Ernest Hemingway
Eskidenberi yazarların yardımcı bir meslekleri olması gerektiği söylenir durur. Öyle bir yardımcı meslek ki yazara ekmek parasını temin etsin ve boş zamanlarını edebi faaliyete hasredebilmesine imkan versin. Bu, eskiden, ne kadar meşhur ve sevilir olurlarsa olsunlar, yazarların yine de sırf yazıları ile hayatlarını kazanamadıkları devir için varitti. Bugün de okuyucu kütlesi nisbeten az olan memleketler yazarları için aynen varittir. Bu gibi memleketlerde yazarlar ekmeklerini bürolarda, hükümet kapısında veya gazetecilikte kazanmak zorundadırlar.
Almanya’da oğullarının şair oluşu ile iftihar eden pek çok analara rastlanır. Fransa’da zengin bir aile, yüksek drahomalı kızını seve seve genç ve kabiliyetli bir romancıya verebilir.
Yazar denen mahluk memur misullü yalnız masa başında çalışan bir insan değildir. Onun muhayyilesi, bütün gün gezerken, yürürken, düşünürken, tecrübeler toplarken durmadan çalışır durur. Görüp yaşadığı, hissettiği herşey eserinin malzemesini teşkil edecektir. İşte bu sebepten ötürü bütün dikkatini kendi faaliyet sahası üzerine toplaması gerekir. Bu bakımdan yardımcı mesleğin mecburiyet ve mükellefiyetleri ister istemez edebi faaliyetinin zararına olacak ve yazar üstelik bu yardımcı mesleğinde de çok zaman iyi bir randıman veremiyecektir.
Kalıyor gazetecilik mesleği... Aslında gazeteciliğin bir yazar için en yakın ve uygun yardımcı meslek olduğu hakkında batıl bir kanaat vardır. Halbuki hakikat bunun tam tersidir. Aslında bir sanatkar için gazetecilikten tehlikeli meslek yok gibidir. Gazete, mensuplarından herşeyden evvel tamamen halkın zevkine uygun, gayri şahsi bir görüş ister. Gazete için yazan kimse zamanla hadiseleri kendi şahsiyetinin gözlüğünden görme hassasını kaybeder. Herşeyi umumi ve basit bir gözle görüpgösterme itiyadını alır. İçine zekasının esprit kıvılcımlarından katsa bile yazdıkları nihayet bir günlük ömrü olan harcı alem bir fıkra veya makale olmaktan ileri gidemez. Hasılı gazete kendi için çalışanların şahsiyetini, orjinalitesini öldürür, onları standart hale getirir.

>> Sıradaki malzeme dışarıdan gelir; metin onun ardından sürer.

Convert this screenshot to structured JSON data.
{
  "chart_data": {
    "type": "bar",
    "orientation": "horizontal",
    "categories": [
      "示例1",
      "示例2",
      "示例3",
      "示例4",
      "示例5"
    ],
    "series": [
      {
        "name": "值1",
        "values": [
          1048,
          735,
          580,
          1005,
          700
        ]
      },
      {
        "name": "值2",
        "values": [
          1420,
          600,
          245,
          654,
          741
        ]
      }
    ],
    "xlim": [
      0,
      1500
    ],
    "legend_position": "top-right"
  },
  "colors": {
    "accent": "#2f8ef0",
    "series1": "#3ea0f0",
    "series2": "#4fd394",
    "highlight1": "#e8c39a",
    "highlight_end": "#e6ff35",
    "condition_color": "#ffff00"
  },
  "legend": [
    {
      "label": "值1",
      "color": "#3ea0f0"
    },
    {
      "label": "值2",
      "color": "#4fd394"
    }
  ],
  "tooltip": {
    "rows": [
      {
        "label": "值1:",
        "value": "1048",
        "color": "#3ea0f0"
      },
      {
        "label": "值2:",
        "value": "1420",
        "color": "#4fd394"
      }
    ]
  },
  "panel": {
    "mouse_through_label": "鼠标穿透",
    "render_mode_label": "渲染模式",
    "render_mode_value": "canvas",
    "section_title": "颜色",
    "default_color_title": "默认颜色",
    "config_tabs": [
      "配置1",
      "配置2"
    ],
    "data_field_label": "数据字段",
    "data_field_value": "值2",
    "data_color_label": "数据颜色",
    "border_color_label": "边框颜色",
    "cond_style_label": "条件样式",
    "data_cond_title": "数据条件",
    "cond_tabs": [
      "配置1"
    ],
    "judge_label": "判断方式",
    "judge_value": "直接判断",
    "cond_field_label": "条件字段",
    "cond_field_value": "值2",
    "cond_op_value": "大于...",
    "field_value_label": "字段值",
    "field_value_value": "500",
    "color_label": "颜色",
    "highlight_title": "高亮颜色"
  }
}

Gazetelere kitap tenkitleri yazmak da bundan daha az tehlikeli değildir. İnsan kendine yarayacak micazına, ilhamına yarayacak kitapları okumak yerine, gazeteye her hafta yollanan başka kitapları okumak onlar üzerinde düşünmek zorunda kalır. Bu ise hassa bir sanatkar mizacı yavaş yavaş köreltir, kendi muhayyilesinin, kendi yolunda rahat rahat işlemesi imkanlarını öldürür.
Yazarlık bence bir insanın bütün vaktini dolduran, doldurması gereken bir meslektir. Bu bakımdan sanat bir yazarın başlıca ve bilhassa biricik gayesi olmak gerektirir.
Şu halde bir yazar için en büyük talih yazdığının getireceği paraya muhtaç olmıyacak kadar bir servet sahibi olmasıdır.
Dünyada en önemli şey yaşamak, ortaya bir şey koymaktır. Görmek, işitmek, öğrenmek, anlamak. Ancak bildiğiniz şeyleri yazın. Yoksa vazgeçin. Yazmak için de fazla beklemeyin. Yazabilecek olan oturur ve yazar. Büyük takıma giremeyen bir futbolcunun ileri sürdüğü mazeretlere kulak asma. Top herkes için aynı toptur. Oynayan oynar bu oyunu, oynamayan oynamaz. Ulusal yazar, macera yazarı, yok şu yazarı, bu yazarı diye bir şey yoktur. Eğer ciğeri on para ediyorsa yazar düpedüz yazardır. Mazeretler, şikayetler, filan başladı mı çekiver kuyruğunu!... Yazarlık işini o kadar ciddiye alırım ki, hayatta diğer herhangi bir şey bana pek o kadar ciddi görünmez.